AlphaFold2 knows some protein folding principles

Liwei Chang,Alberto Perez
DOI: https://doi.org/10.1101/2024.08.25.609581
2024-08-26
Abstract:AlphaFold2 (AF2) has revolutionized protein structure prediction. However, a common confusion lies in equating the protein structure prediction problem with the protein folding problem. The former provides a static structure, while the latter explains the dynamic folding pathway to that structure. We challenge the current status quo and advocate that AF2 has indeed learned some protein folding principles, despite being designed for structure prediction. AF2's high-dimensional parameters encode an imperfect biophysical scoring function. Typically, AF2 uses multiple sequence alignments (MSAs) to guide the search within a narrow region of its learned surface. In our study, we operate AF2 without MSAs or initial templates, forcing it to sample its entire energy landscape - more akin to an ab initio approach. Among over 7,000 proteins, a fraction fold using sequence alone, highlighting the smoothness of AF2's learned energy surface. Additionally, by combining recycling and iterative predictions, we discover multiple AF2 intermediate structures in good agreement with known experimental data. AF2 appears to follow a "local first, global later" folding mechanism. For designed proteins with more optimized local interactions, AF2's energy landscape is too smooth to detect intermediates even when it should. Our current work sheds new light on what AF2 has learned and opens exciting possibilities to advance our understanding of protein folding and for experimental discovery of folding intermediates.
Biophysics
What problem does this paper attempt to address?

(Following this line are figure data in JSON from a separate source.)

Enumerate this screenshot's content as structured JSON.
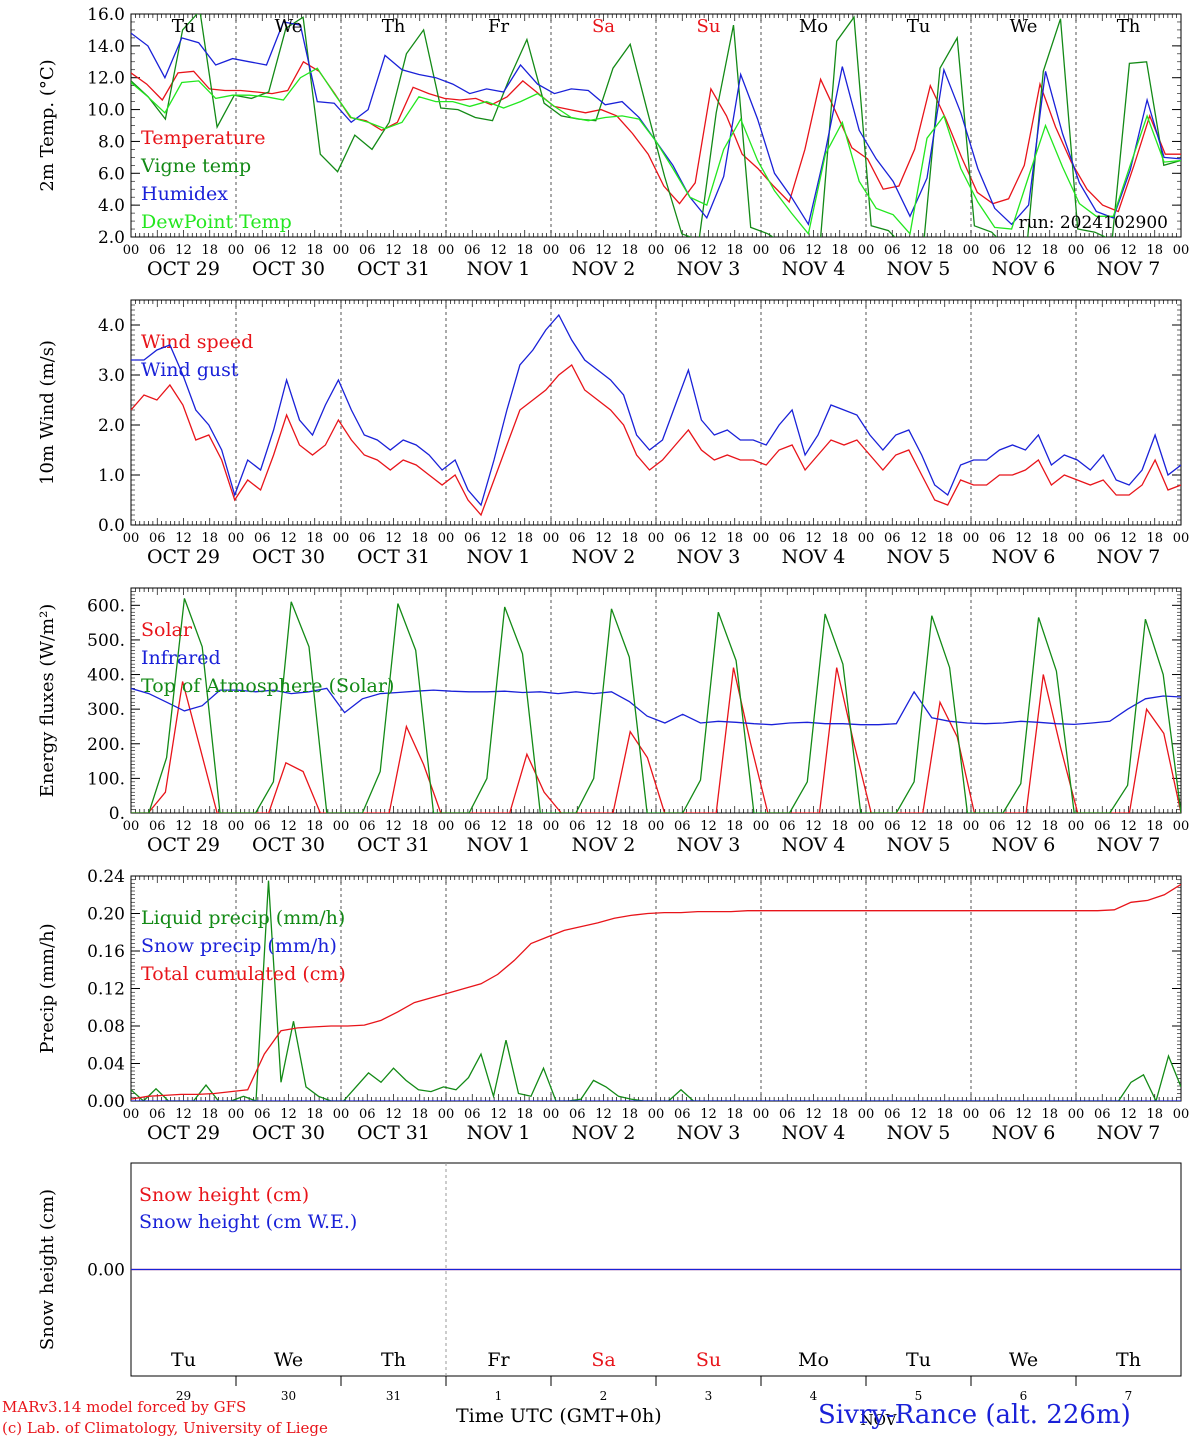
{
  "x_axis": {
    "day_labels": [
      "OCT 29",
      "OCT 30",
      "OCT 31",
      "NOV  1",
      "NOV  2",
      "NOV  3",
      "NOV  4",
      "NOV  5",
      "NOV  6",
      "NOV  7"
    ],
    "hour_labels": [
      "00",
      "06",
      "12",
      "18"
    ],
    "end_hour_label": "00",
    "weekdays": [
      "Tu",
      "We",
      "Th",
      "Fr",
      "Sa",
      "Su",
      "Mo",
      "Tu",
      "We",
      "Th"
    ],
    "weekend_color": "#e8141a",
    "weekday_color": "#000000",
    "bottom_day_numbers": [
      "29",
      "30",
      "31",
      "1",
      "2",
      "3",
      "4",
      "5",
      "6",
      "7"
    ],
    "bottom_month_label": "NOV",
    "title": "Time UTC (GMT+0h)"
  },
  "footer": {
    "model_line": "MARv3.14 model forced by GFS",
    "lab_line": "(c) Lab. of Climatology, University of Liege",
    "station": "Sivry-Rance (alt. 226m)"
  },
  "chart_data": [
    {
      "type": "line",
      "ylabel": "2m Temp. (°C)",
      "ylim": [
        2.0,
        16.0
      ],
      "yticks": [
        "2.0",
        "4.0",
        "6.0",
        "8.0",
        "10.0",
        "12.0",
        "14.0",
        "16.0"
      ],
      "annotation": "run: 2024102900",
      "x": "3-hourly steps from 2024-10-29 00 UTC to 2024-11-08 00 UTC",
      "series": [
        {
          "name": "Temperature",
          "color": "#e8141a",
          "values": [
            12.3,
            11.6,
            10.6,
            12.3,
            12.4,
            11.3,
            11.2,
            11.2,
            11.1,
            11.0,
            11.2,
            13.0,
            12.4,
            11.0,
            9.5,
            9.3,
            8.7,
            9.2,
            11.4,
            11.0,
            10.7,
            10.6,
            10.7,
            10.3,
            10.8,
            11.8,
            11.0,
            10.2,
            10.0,
            9.8,
            10.0,
            9.6,
            8.5,
            7.2,
            5.2,
            4.1,
            5.4,
            11.3,
            9.6,
            7.2,
            6.3,
            5.2,
            4.2,
            7.5,
            11.9,
            9.8,
            7.6,
            6.9,
            5.0,
            5.2,
            7.5,
            11.5,
            9.4,
            7.0,
            4.8,
            4.1,
            4.4,
            6.5,
            11.6,
            8.9,
            6.7,
            5.0,
            4.0,
            3.6,
            6.5,
            9.6,
            7.2,
            7.2
          ]
        },
        {
          "name": "Vigne temp",
          "color": "#138a16",
          "values": [
            11.8,
            10.8,
            9.4,
            15.0,
            16.2,
            8.9,
            10.9,
            10.7,
            11.1,
            15.1,
            15.8,
            7.2,
            6.1,
            8.4,
            7.5,
            9.2,
            13.5,
            15.0,
            10.1,
            10.0,
            9.5,
            9.3,
            12.0,
            14.4,
            10.4,
            9.6,
            9.4,
            9.3,
            12.6,
            14.1,
            9.9,
            5.8,
            2.2,
            1.8,
            9.8,
            15.3,
            2.6,
            2.2,
            1.5,
            1.2,
            1.1,
            14.3,
            15.8,
            2.7,
            2.4,
            1.3,
            1.0,
            12.6,
            14.5,
            2.7,
            2.3,
            1.2,
            0.9,
            12.4,
            15.7,
            2.5,
            2.3,
            1.8,
            12.9,
            13.0,
            6.5,
            6.8
          ]
        },
        {
          "name": "Humidex",
          "color": "#1a21d8",
          "values": [
            14.8,
            14.0,
            12.0,
            14.5,
            14.2,
            12.8,
            13.2,
            13.0,
            12.8,
            15.5,
            15.3,
            10.5,
            10.4,
            9.2,
            10.0,
            13.4,
            12.5,
            12.2,
            12.0,
            11.6,
            11.0,
            11.3,
            11.1,
            12.8,
            11.6,
            11.0,
            11.3,
            11.2,
            10.3,
            10.5,
            9.5,
            8.0,
            6.5,
            4.5,
            3.2,
            5.8,
            12.2,
            9.4,
            6.0,
            4.5,
            2.8,
            7.4,
            12.7,
            8.7,
            6.9,
            5.5,
            3.3,
            5.7,
            12.5,
            9.8,
            6.3,
            3.8,
            2.8,
            4.0,
            12.4,
            8.5,
            5.4,
            3.6,
            3.2,
            6.2,
            10.6,
            7.0,
            6.9
          ]
        },
        {
          "name": "DewPoint Temp",
          "color": "#23e71f",
          "values": [
            11.7,
            10.8,
            9.8,
            11.7,
            11.8,
            10.7,
            10.9,
            10.9,
            10.8,
            10.6,
            12.0,
            12.6,
            11.0,
            9.5,
            9.2,
            8.8,
            9.2,
            10.8,
            10.5,
            10.5,
            10.2,
            10.5,
            10.1,
            10.5,
            11.0,
            10.2,
            9.5,
            9.3,
            9.5,
            9.6,
            9.4,
            8.0,
            6.3,
            4.5,
            4.0,
            7.5,
            9.4,
            6.8,
            4.9,
            3.5,
            2.2,
            7.2,
            9.2,
            5.5,
            3.8,
            3.4,
            2.2,
            8.2,
            9.6,
            6.3,
            4.2,
            2.6,
            2.5,
            5.8,
            9.0,
            6.4,
            4.1,
            3.3,
            3.3,
            6.5,
            9.6,
            6.7,
            6.8
          ]
        }
      ]
    },
    {
      "type": "line",
      "ylabel": "10m Wind (m/s)",
      "ylim": [
        0.0,
        4.5
      ],
      "yticks": [
        "0.0",
        "1.0",
        "2.0",
        "3.0",
        "4.0"
      ],
      "series": [
        {
          "name": "Wind speed",
          "color": "#e8141a",
          "values": [
            2.3,
            2.6,
            2.5,
            2.8,
            2.4,
            1.7,
            1.8,
            1.3,
            0.5,
            0.9,
            0.7,
            1.4,
            2.2,
            1.6,
            1.4,
            1.6,
            2.1,
            1.7,
            1.4,
            1.3,
            1.1,
            1.3,
            1.2,
            1.0,
            0.8,
            1.0,
            0.5,
            0.2,
            0.9,
            1.6,
            2.3,
            2.5,
            2.7,
            3.0,
            3.2,
            2.7,
            2.5,
            2.3,
            2.0,
            1.4,
            1.1,
            1.3,
            1.6,
            1.9,
            1.5,
            1.3,
            1.4,
            1.3,
            1.3,
            1.2,
            1.5,
            1.6,
            1.1,
            1.4,
            1.7,
            1.6,
            1.7,
            1.4,
            1.1,
            1.4,
            1.5,
            1.0,
            0.5,
            0.4,
            0.9,
            0.8,
            0.8,
            1.0,
            1.0,
            1.1,
            1.3,
            0.8,
            1.0,
            0.9,
            0.8,
            0.9,
            0.6,
            0.6,
            0.8,
            1.3,
            0.7,
            0.8
          ]
        },
        {
          "name": "Wind gust",
          "color": "#1a21d8",
          "values": [
            3.3,
            3.3,
            3.5,
            3.6,
            3.0,
            2.3,
            2.0,
            1.5,
            0.6,
            1.3,
            1.1,
            1.9,
            2.9,
            2.1,
            1.8,
            2.4,
            2.9,
            2.3,
            1.8,
            1.7,
            1.5,
            1.7,
            1.6,
            1.4,
            1.1,
            1.3,
            0.7,
            0.4,
            1.3,
            2.3,
            3.2,
            3.5,
            3.9,
            4.2,
            3.7,
            3.3,
            3.1,
            2.9,
            2.6,
            1.8,
            1.5,
            1.7,
            2.4,
            3.1,
            2.1,
            1.8,
            1.9,
            1.7,
            1.7,
            1.6,
            2.0,
            2.3,
            1.4,
            1.8,
            2.4,
            2.3,
            2.2,
            1.8,
            1.5,
            1.8,
            1.9,
            1.4,
            0.8,
            0.6,
            1.2,
            1.3,
            1.3,
            1.5,
            1.6,
            1.5,
            1.8,
            1.2,
            1.4,
            1.3,
            1.1,
            1.4,
            0.9,
            0.8,
            1.1,
            1.8,
            1.0,
            1.2
          ]
        }
      ]
    },
    {
      "type": "line",
      "ylabel": "Energy fluxes (W/m²)",
      "ylim": [
        0,
        650
      ],
      "yticks": [
        "0.",
        "100.",
        "200.",
        "300.",
        "400.",
        "500.",
        "600."
      ],
      "series": [
        {
          "name": "Solar",
          "color": "#e8141a",
          "values": [
            0,
            0,
            60,
            380,
            190,
            0,
            0,
            0,
            0,
            145,
            120,
            0,
            0,
            0,
            0,
            0,
            250,
            140,
            0,
            0,
            0,
            0,
            0,
            170,
            60,
            0,
            0,
            0,
            0,
            235,
            160,
            0,
            0,
            0,
            0,
            420,
            200,
            0,
            0,
            0,
            0,
            420,
            200,
            0,
            0,
            0,
            0,
            320,
            220,
            0,
            0,
            0,
            0,
            400,
            190,
            0,
            0,
            0,
            0,
            300,
            230,
            0
          ]
        },
        {
          "name": "Infrared",
          "color": "#1a21d8",
          "values": [
            360,
            345,
            320,
            295,
            310,
            355,
            355,
            350,
            355,
            345,
            350,
            360,
            290,
            330,
            345,
            348,
            352,
            355,
            352,
            350,
            350,
            352,
            348,
            350,
            345,
            350,
            345,
            350,
            322,
            280,
            260,
            285,
            260,
            265,
            262,
            258,
            255,
            260,
            262,
            258,
            258,
            255,
            255,
            258,
            350,
            275,
            265,
            260,
            258,
            260,
            265,
            262,
            258,
            256,
            260,
            265,
            300,
            330,
            338,
            335
          ]
        },
        {
          "name": "Top of Atmosphere (Solar)",
          "color": "#138a16",
          "values": [
            0,
            0,
            160,
            620,
            480,
            0,
            0,
            0,
            90,
            610,
            480,
            0,
            0,
            0,
            120,
            605,
            470,
            0,
            0,
            0,
            100,
            595,
            460,
            0,
            0,
            0,
            100,
            590,
            450,
            0,
            0,
            0,
            95,
            580,
            440,
            0,
            0,
            0,
            90,
            575,
            430,
            0,
            0,
            0,
            90,
            570,
            420,
            0,
            0,
            0,
            85,
            565,
            410,
            0,
            0,
            0,
            80,
            560,
            400,
            0
          ]
        }
      ]
    },
    {
      "type": "line",
      "ylabel": "Precip (mm/h)",
      "ylim": [
        0.0,
        0.24
      ],
      "yticks": [
        "0.00",
        "0.04",
        "0.08",
        "0.12",
        "0.16",
        "0.20",
        "0.24"
      ],
      "series": [
        {
          "name": "Liquid precip (mm/h)",
          "color": "#138a16",
          "values": [
            0.012,
            0.0,
            0.013,
            0.0,
            0.0,
            0.0,
            0.017,
            0.0,
            0.0,
            0.005,
            0.0,
            0.235,
            0.02,
            0.085,
            0.015,
            0.005,
            0.0,
            0.0,
            0.015,
            0.03,
            0.02,
            0.035,
            0.022,
            0.012,
            0.01,
            0.015,
            0.012,
            0.025,
            0.05,
            0.005,
            0.065,
            0.008,
            0.005,
            0.035,
            0.0,
            0.0,
            0.002,
            0.022,
            0.015,
            0.005,
            0.002,
            0.0,
            0.0,
            0.0,
            0.012,
            0.0,
            0.0,
            0.0,
            0.0,
            0.0,
            0.0,
            0.0,
            0.0,
            0.0,
            0.0,
            0.0,
            0.0,
            0.0,
            0.0,
            0.0,
            0.0,
            0.0,
            0.0,
            0.0,
            0.0,
            0.0,
            0.0,
            0.0,
            0.0,
            0.0,
            0.0,
            0.0,
            0.0,
            0.0,
            0.0,
            0.0,
            0.0,
            0.0,
            0.0,
            0.0,
            0.02,
            0.028,
            0.0,
            0.048,
            0.015
          ]
        },
        {
          "name": "Snow precip (mm/h)",
          "color": "#1a21d8",
          "values": [
            0,
            0,
            0,
            0,
            0,
            0,
            0,
            0,
            0,
            0,
            0,
            0,
            0,
            0,
            0,
            0,
            0,
            0,
            0,
            0,
            0,
            0,
            0,
            0,
            0,
            0,
            0,
            0,
            0,
            0,
            0,
            0,
            0,
            0,
            0,
            0,
            0,
            0,
            0,
            0,
            0,
            0,
            0,
            0,
            0,
            0,
            0,
            0,
            0,
            0,
            0,
            0,
            0,
            0,
            0,
            0,
            0,
            0,
            0,
            0,
            0,
            0,
            0,
            0,
            0,
            0,
            0,
            0,
            0,
            0,
            0,
            0,
            0,
            0,
            0,
            0,
            0,
            0,
            0,
            0,
            0
          ]
        },
        {
          "name": "Total cumulated (cm)",
          "color": "#e8141a",
          "values": [
            0.002,
            0.005,
            0.006,
            0.007,
            0.007,
            0.008,
            0.01,
            0.012,
            0.05,
            0.075,
            0.078,
            0.079,
            0.08,
            0.08,
            0.081,
            0.086,
            0.095,
            0.105,
            0.11,
            0.115,
            0.12,
            0.125,
            0.135,
            0.15,
            0.168,
            0.175,
            0.182,
            0.186,
            0.19,
            0.195,
            0.198,
            0.2,
            0.201,
            0.201,
            0.202,
            0.202,
            0.202,
            0.203,
            0.203,
            0.203,
            0.203,
            0.203,
            0.203,
            0.203,
            0.203,
            0.203,
            0.203,
            0.203,
            0.203,
            0.203,
            0.203,
            0.203,
            0.203,
            0.203,
            0.203,
            0.203,
            0.203,
            0.203,
            0.203,
            0.204,
            0.212,
            0.214,
            0.22,
            0.231
          ]
        }
      ]
    },
    {
      "type": "line",
      "ylabel": "Snow height (cm)",
      "yticks": [
        "0.00"
      ],
      "series": [
        {
          "name": "Snow height (cm)",
          "color": "#e8141a",
          "values": [
            0,
            0
          ]
        },
        {
          "name": "Snow height (cm W.E.)",
          "color": "#1a21d8",
          "values": [
            0,
            0
          ]
        }
      ]
    }
  ]
}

### Problems the Paper Attempts to Solve This paper aims to explore the potential capabilities of AlphaFold2 (AF2) in protein folding, particularly whether it can reveal intermediate states in the protein folding process. Although AF2 was initially designed to predict protein structures, the authors believe that AF2 has actually learned some fundamental principles of protein folding. Specifically, the paper attempts to address the following points: 1. **Difference between protein folding and structure prediction**: Protein structure prediction focuses on generating static images of the folded state, while the protein folding problem seeks to understand the dynamic folding process, including pathways and intermediate states. 2. **AF2's energy landscape**: By not using multiple sequence alignments (MSAs) or initial templates, AF2 is forced to sample its entire energy landscape, thereby verifying whether AF2 can simulate intermediate states in the protein folding process. 3. **Iterative prediction method**: By combining recycling and iterative prediction, it was found that AF2 can predict multiple intermediate structures that are consistent with experimental data, and these intermediate structures are highly consistent with known experimental data. 4. **"Local first, global later" folding mechanism**: AF2 seems to follow a "local first, global later" folding mechanism, where early folding is dominated by local structures, which gradually form global structures. 5. **Consistency of different protein folding pathways**: By studying various proteins (such as protein G, protein L and their mutants, ubiquitin, and SH3 domains), it was demonstrated that AF2 can capture complex folding pathways and reveal how different sequence variations affect folding pathways. 6. **Large-scale protein folding prediction**: Through a large-scale iterative prediction method, 7418 proteins were studied, further validating AF2's performance on proteins of different sizes and structural types, and discovering groups of proteins with similar folding pathways. Through these studies, the paper demonstrates that AF2 can not only predict static protein structures but also reveal intermediate states in the protein folding process, providing new perspectives for understanding and discovering protein folding.